Considering both arguments, the court rejected the junta’s request for a ten-month extension; however, it extended the junta’s deadline by one month to May 24, 2023.
“The fact that the junta cited its own deadly and illegal coup d’état as a reason for a delay in the genocide trial is outrageous, and the court was right to reject it,” said Matthew Smith. “The military continues to attack civilians nationwide, including through ongoing violations of Rohingya human rights in direct contravention of the court’s provisional measures.”
In June 2022, Fortify Rights published a 63-page report Genocide by Attrition: The Role of Identity Documents in the Holocaust and the Genocides of Rwanda and Myanmar, providing information about the longstanding and ongoing persecution of the Rohingya in Myanmar. The report details how the Myanmar junta continues to use identity documents to facilitate the genocide of the Rohingya people, mirroring tactics used in the Holocaust and Rwandan genocides and violating existing ICJ orders for Myanmar authorities to cease ongoing acts of genocide.
In March 2022, Fortify Rights and the Schell Center for International Human Rights at Yale Law School published a 193-page report, “Nowhere is Safe”: The Myanmar Junta’s Crimes Against Humanity Following the Coup d’État, documenting evidence that the Myanmar junta is responsible for crimes against humanity since its coup, including widespread and systematic murder, torture, and imprisonment.
On January 23, 2020, the ICJ issued a unanimous ruling against Myanmar in the genocide trial, issuing “provisional measures of protection” for Rohingya, including the requirements that Myanmar preserves evidence of genocide and reports to the court every six months on its progress in implementing the order, among other measures. The provisional measures are binding orders from the court to Myanmar to prevent further human rights violations while the case is pending.
The Gambia initiated proceedings against Myanmar at the ICJ on November 11, 2019, alleging violations of the Genocide Convention. In contrast to other international legal mechanisms currently underway to hold individual perpetrators in Myanmar liable for atrocity crimes, including through the International Criminal Court (ICC), the ICJ resolves legal disputes between states and adjudicates state liability.

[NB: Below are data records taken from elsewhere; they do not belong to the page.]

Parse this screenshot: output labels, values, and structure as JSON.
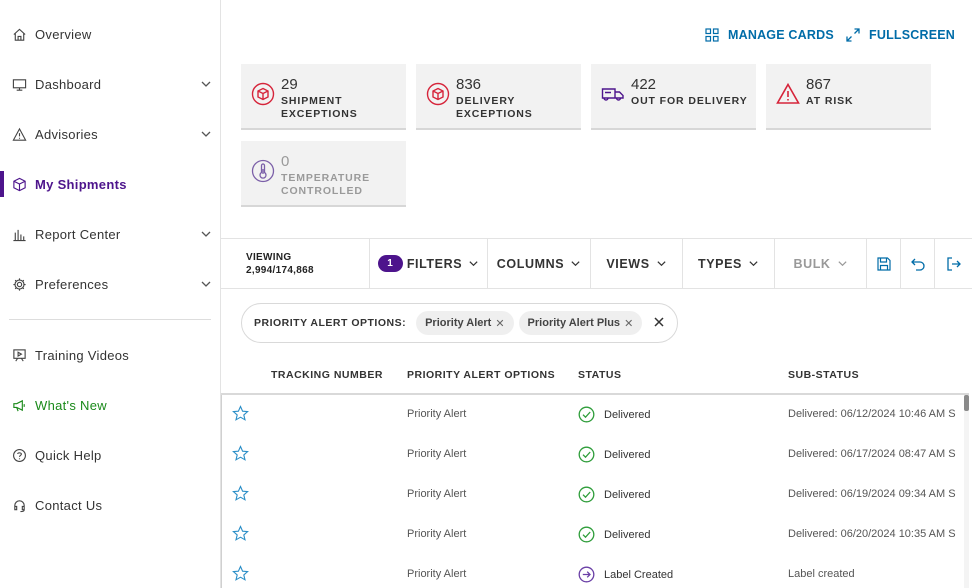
{
  "sidebar": {
    "items": [
      {
        "label": "Overview",
        "icon": "home-icon"
      },
      {
        "label": "Dashboard",
        "icon": "monitor-icon",
        "expandable": true
      },
      {
        "label": "Advisories",
        "icon": "warning-icon",
        "expandable": true
      },
      {
        "label": "My Shipments",
        "icon": "box-icon",
        "active": true
      },
      {
        "label": "Report Center",
        "icon": "bar-chart-icon",
        "expandable": true
      },
      {
        "label": "Preferences",
        "icon": "gear-icon",
        "expandable": true
      },
      {
        "label": "Training Videos",
        "icon": "video-icon"
      },
      {
        "label": "What's New",
        "icon": "megaphone-icon"
      },
      {
        "label": "Quick Help",
        "icon": "help-icon"
      },
      {
        "label": "Contact Us",
        "icon": "headset-icon"
      }
    ]
  },
  "header": {
    "manage_cards": "MANAGE CARDS",
    "fullscreen": "FULLSCREEN"
  },
  "cards": [
    {
      "count": "29",
      "label": "SHIPMENT\nEXCEPTIONS",
      "icon": "exception-box-icon"
    },
    {
      "count": "836",
      "label": "DELIVERY\nEXCEPTIONS",
      "icon": "exception-box-icon"
    },
    {
      "count": "422",
      "label": "OUT FOR DELIVERY",
      "icon": "truck-icon"
    },
    {
      "count": "867",
      "label": "AT RISK",
      "icon": "alert-triangle-icon"
    },
    {
      "count": "0",
      "label": "TEMPERATURE\nCONTROLLED",
      "icon": "thermometer-icon"
    }
  ],
  "toolbar": {
    "viewing_label": "VIEWING",
    "viewing_count": "2,994/174,868",
    "filter_count": "1",
    "filters": "FILTERS",
    "columns": "COLUMNS",
    "views": "VIEWS",
    "types": "TYPES",
    "bulk": "BULK"
  },
  "filter_bar": {
    "label": "PRIORITY ALERT OPTIONS:",
    "chips": [
      "Priority Alert",
      "Priority Alert Plus"
    ]
  },
  "table": {
    "columns": [
      "TRACKING NUMBER",
      "PRIORITY ALERT OPTIONS",
      "STATUS",
      "SUB-STATUS"
    ],
    "rows": [
      {
        "tracking": "",
        "option": "Priority Alert",
        "status": "Delivered",
        "status_type": "delivered",
        "sub_status": "Delivered: 06/12/2024 10:46 AM S"
      },
      {
        "tracking": "",
        "option": "Priority Alert",
        "status": "Delivered",
        "status_type": "delivered",
        "sub_status": "Delivered: 06/17/2024 08:47 AM S"
      },
      {
        "tracking": "",
        "option": "Priority Alert",
        "status": "Delivered",
        "status_type": "delivered",
        "sub_status": "Delivered: 06/19/2024 09:34 AM S"
      },
      {
        "tracking": "",
        "option": "Priority Alert",
        "status": "Delivered",
        "status_type": "delivered",
        "sub_status": "Delivered: 06/20/2024 10:35 AM S"
      },
      {
        "tracking": "",
        "option": "Priority Alert",
        "status": "Label Created",
        "status_type": "label",
        "sub_status": "Label created"
      }
    ]
  },
  "colors": {
    "brand_purple": "#4d148c",
    "link_blue": "#006ca8",
    "delivered_green": "#2e9d3a",
    "exception_red": "#d6243a",
    "star_blue": "#2a8ec7"
  }
}
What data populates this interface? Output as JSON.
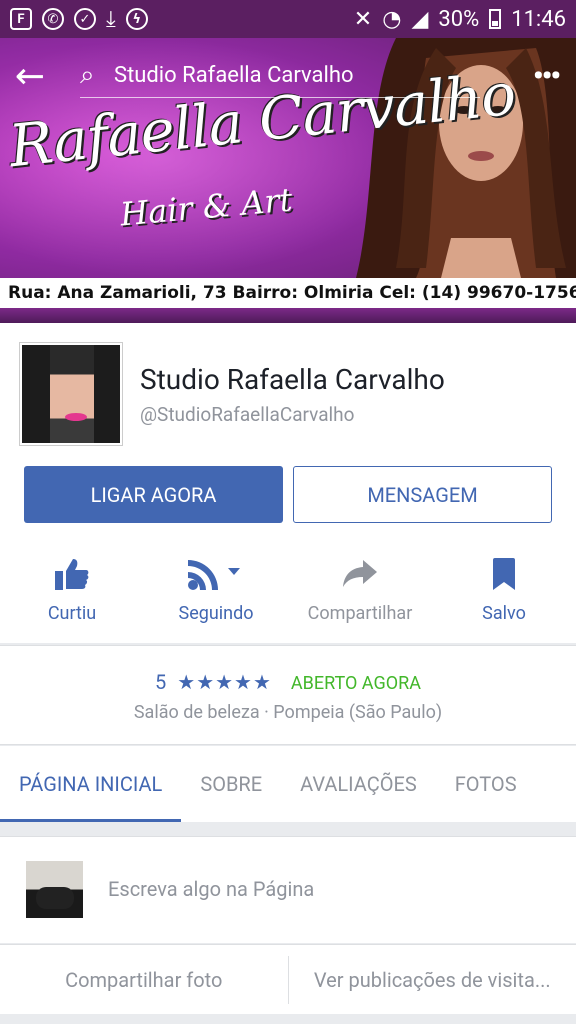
{
  "status_bar": {
    "battery": "30%",
    "time": "11:46",
    "icons": [
      "flipboard-icon",
      "whatsapp-icon",
      "shield-icon",
      "download-icon",
      "messenger-icon"
    ]
  },
  "cover": {
    "title_script": "Rafaella Carvalho",
    "subtitle_script": "Hair & Art",
    "address": "Rua: Ana Zamarioli, 73  Bairro: Olmiria  Cel: (14) 99670-1756"
  },
  "topbar": {
    "search_value": "Studio Rafaella Carvalho"
  },
  "profile": {
    "name": "Studio Rafaella Carvalho",
    "handle": "@StudioRafaellaCarvalho",
    "call_button": "LIGAR AGORA",
    "message_button": "MENSAGEM"
  },
  "actions": [
    {
      "label": "Curtiu",
      "icon": "thumbs-up-icon"
    },
    {
      "label": "Seguindo",
      "icon": "rss-icon"
    },
    {
      "label": "Compartilhar",
      "icon": "share-icon"
    },
    {
      "label": "Salvo",
      "icon": "bookmark-icon"
    }
  ],
  "rating": {
    "score": "5",
    "stars": "★★★★★",
    "open_status": "ABERTO AGORA",
    "category": "Salão de beleza · Pompeia (São Paulo)"
  },
  "tabs": [
    "PÁGINA INICIAL",
    "SOBRE",
    "AVALIAÇÕES",
    "FOTOS"
  ],
  "composer": {
    "placeholder": "Escreva algo na Página",
    "share_photo": "Compartilhar foto",
    "visitor_posts": "Ver publicações de visita..."
  },
  "colors": {
    "accent": "#4267b2",
    "open_green": "#42b72a",
    "cover_purple": "#8e2aa0"
  }
}
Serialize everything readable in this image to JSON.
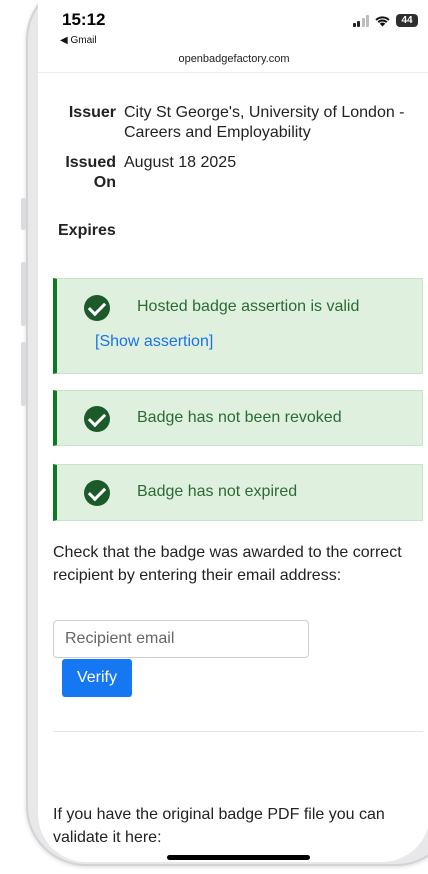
{
  "status_bar": {
    "time": "15:12",
    "back_app": "◀ Gmail",
    "battery": "44",
    "wifi_icon": "wifi-icon",
    "signal_icon": "signal-icon"
  },
  "browser": {
    "url": "openbadgefactory.com"
  },
  "details": {
    "issuer_label": "Issuer",
    "issuer_value": "City St George's, University of London - Careers and Employability",
    "issued_label": "Issued On",
    "issued_value": "August 18 2025",
    "expires_label": "Expires",
    "expires_value": "-"
  },
  "checks": [
    {
      "text": "Hosted badge assertion is valid",
      "icon": "check-circle-icon",
      "link": "[Show assertion]"
    },
    {
      "text": "Badge has not been revoked",
      "icon": "check-circle-icon"
    },
    {
      "text": "Badge has not expired",
      "icon": "check-circle-icon"
    }
  ],
  "colors": {
    "success_bg": "#dff0df",
    "success_border": "#0c7a22",
    "success_text": "#2a6b35",
    "primary": "#1677f2",
    "link": "#1a73e8"
  },
  "verify": {
    "instructions": "Check that the badge was awarded to the correct recipient by entering their email address:",
    "email_placeholder": "Recipient email",
    "button_label": "Verify"
  },
  "pdf": {
    "text": "If you have the original badge PDF file you can validate it here:"
  }
}
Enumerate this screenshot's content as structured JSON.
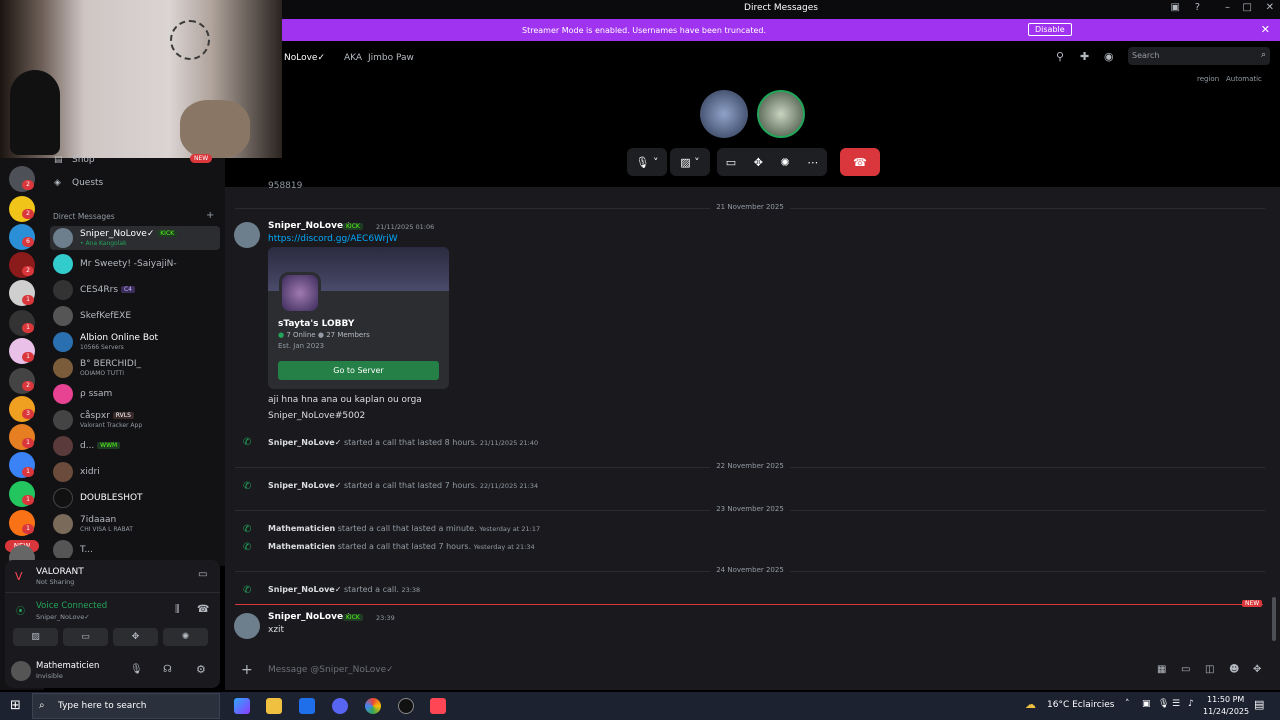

State Counsellor Aung San Suu Kyi previously represented Myanmar at the ICJ trial. However, the Myanmar military overthrew the newly elected administration and imprisoned Aung San Suu Kyi and other members when it initiated its coup d’état on February 1, 2021.
After the coup, Myanmar’s pro-democratic National Unity Government (NUG) acknowledged the atrocities faced by the Rohingya in Myanmar and committed to ensuring justice and accountability for Rohingya—a marked change from pre-coup official policies toward the Rohingya. The junta, not the NUG, represents Myanmar at the genocide trial in The Hague.
In January 2023, Fortify Rights and 16 individuals from Myanmar filed a criminal complaint with the Federal Public Prosecutor General of Germany under the principle of universal jurisdiction against senior Myanmar military generals and others for genocide, war crimes, and crimes against humanity.
The complaint is under consideration at the office of the Federal Prosecutor.